3. Jefferson Valley/East Main Street
During Courtesy of the Floor, Jefferson Valley residents Maria Donadio and Janice Donadio brought to the board’s attention several long standing issues they felt have been ignored by the town: parking along East Main Street, especially at the intersection with Wood St; the replacement of a damaged lamppost dating back to Hurricane Sandy; removal of the unsightly “Wet Willie” building; and the speeding problem along East Main Street.
While acknowledging the work the highway department had done to clean out the brush at Wood Street, they wanted to know when the site work would be finished so that it could be used, as planned, for parking. Highway Superintendent Paganelli said his department was planning to complete the job but that a question as to the ownership of the site had to be clarified first.
Supervisor Grace said that for constitutional reasons the town could not act to take down the derelict building and he said he hoped the owner of the former Osceola Beach property would take care of the issue.

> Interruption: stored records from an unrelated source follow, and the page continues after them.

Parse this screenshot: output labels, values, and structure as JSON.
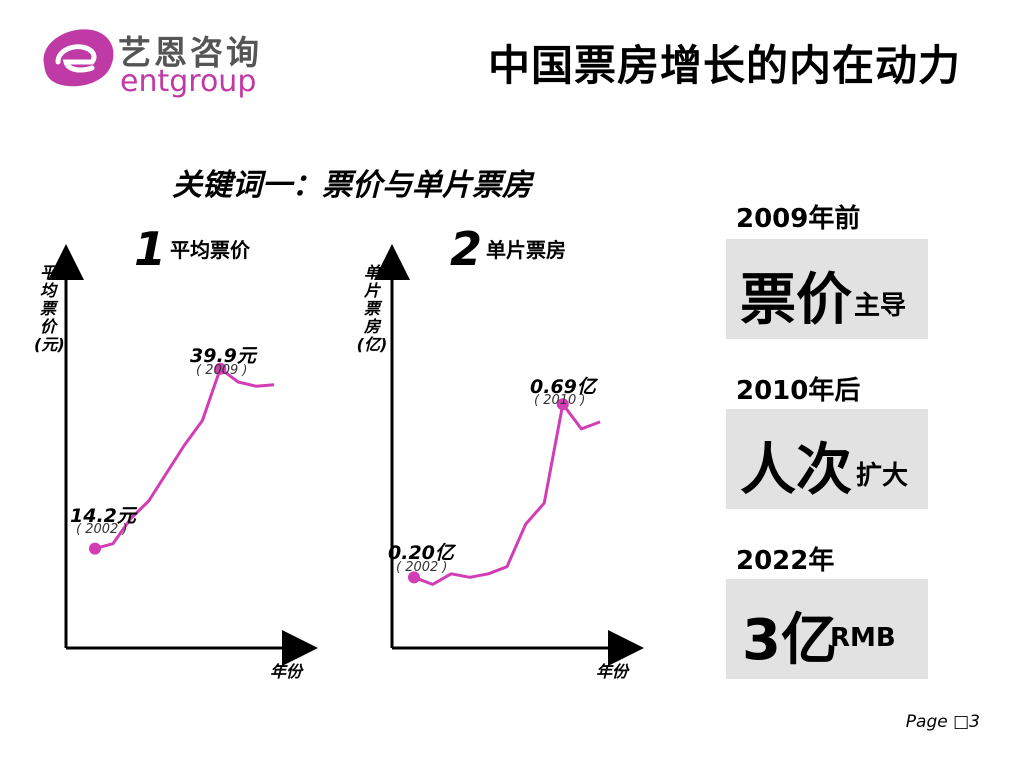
{
  "header": {
    "logo_cn": "艺恩咨询",
    "logo_en": "entgroup",
    "title": "中国票房增长的内在动力"
  },
  "keyword": "关键词一：票价与单片票房",
  "charts": {
    "c1": {
      "num": "1",
      "label": "平均票价",
      "ylabel": [
        "平",
        "均",
        "票",
        "价",
        "(元)"
      ],
      "xlabel": "年份",
      "annot_start_value": "14.2元",
      "annot_start_year": "( 2002 )",
      "annot_peak_value": "39.9元",
      "annot_peak_year": "( 2009 )"
    },
    "c2": {
      "num": "2",
      "label": "单片票房",
      "ylabel": [
        "单",
        "片",
        "票",
        "房",
        "(亿)"
      ],
      "xlabel": "年份",
      "annot_start_value": "0.20亿",
      "annot_start_year": "( 2002 )",
      "annot_peak_value": "0.69亿",
      "annot_peak_year": "( 2010 )"
    }
  },
  "right_panel": {
    "s1_head": "2009年前",
    "s1_big": "票价",
    "s1_small": "主导",
    "s2_head": "2010年后",
    "s2_big": "人次",
    "s2_small": "扩大",
    "s3_head": "2022年",
    "s3_big": "3亿",
    "s3_small": "RMB"
  },
  "page": "Page □3",
  "colors": {
    "line": "#d23cb4",
    "logo": "#c03aa6",
    "box": "#e2e2e2"
  },
  "chart_data": [
    {
      "type": "line",
      "ylabel": "平均票价(元)",
      "xlabel": "年份",
      "x": [
        2002,
        2003,
        2004,
        2005,
        2006,
        2007,
        2008,
        2009,
        2010,
        2011,
        2012
      ],
      "series": [
        {
          "values": [
            14.2,
            14.9,
            18.5,
            21.0,
            25.0,
            29.0,
            32.5,
            39.9,
            38.0,
            37.4,
            37.6
          ]
        }
      ],
      "annotations": [
        {
          "x": 2002,
          "y": 14.2,
          "label": "14.2元 ( 2002 )"
        },
        {
          "x": 2009,
          "y": 39.9,
          "label": "39.9元 ( 2009 )"
        }
      ]
    },
    {
      "type": "line",
      "ylabel": "单片票房(亿)",
      "xlabel": "年份",
      "x": [
        2002,
        2003,
        2004,
        2005,
        2006,
        2007,
        2008,
        2009,
        2010,
        2011,
        2012
      ],
      "series": [
        {
          "values": [
            0.2,
            0.18,
            0.21,
            0.2,
            0.21,
            0.23,
            0.35,
            0.41,
            0.69,
            0.62,
            0.64
          ]
        }
      ],
      "annotations": [
        {
          "x": 2002,
          "y": 0.2,
          "label": "0.20亿 ( 2002 )"
        },
        {
          "x": 2010,
          "y": 0.69,
          "label": "0.69亿 ( 2010 )"
        }
      ]
    }
  ]
}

In response to the residents’ request for stop signs, Supervisor Grace explained that whenever one traffic calming device is added, it can produce negative consequences elsewhere. He added that speed bumps were not a solution as they caused accidents. In response to his suggestion that sidewalks on both sides of the street can be a calming device, the question was asked: where would the money for that come from? (The existing sidewalks, installed several years ago, were funded, in part, with Community Development Block Grant funds.)
I suggested that Supervisor Grace schedule a work session discussion on the traffic issue and bring in the town’s professional traffic consultant to provide input. Councilman Diana said he would contact the police department about doing traffic enforcement in the area.
4. Hudson River Valley Greenway Grant for trails
The board approved the submission of an application to the Hudson Valley Greenway for a $10,000 grant for the Route 118 to Baldwin Place connection to FDR trail. The grant has a 50% match. I explained that the grant, which would pay for a dirt trail suitable for hikers, would be a backup in the event the town did not get the $440,000 state grant that was for a paved trail that would have also accommodated cyclists. In the event the town receives both grants, the Greenway grant can be used as part of the town’s match for the state grant. Applying for the Greenway grant was suggested by the Yorktown Trail Town Committee.
5 Community Development Block Grant program (CDBG)
In a quick work session discussion after the regular meeting was adjourned, Planning Director Tegeder advised the board that Westchester County municipalities have until October 23 to apply for $4 million of available CDBG funds. Pending his review of revised CDBG eligibility guidelines that are based on census track income information, he will provide the board with more information about possible sidewalk projects for Veterans Road and Downing Drive at a September work session discussion.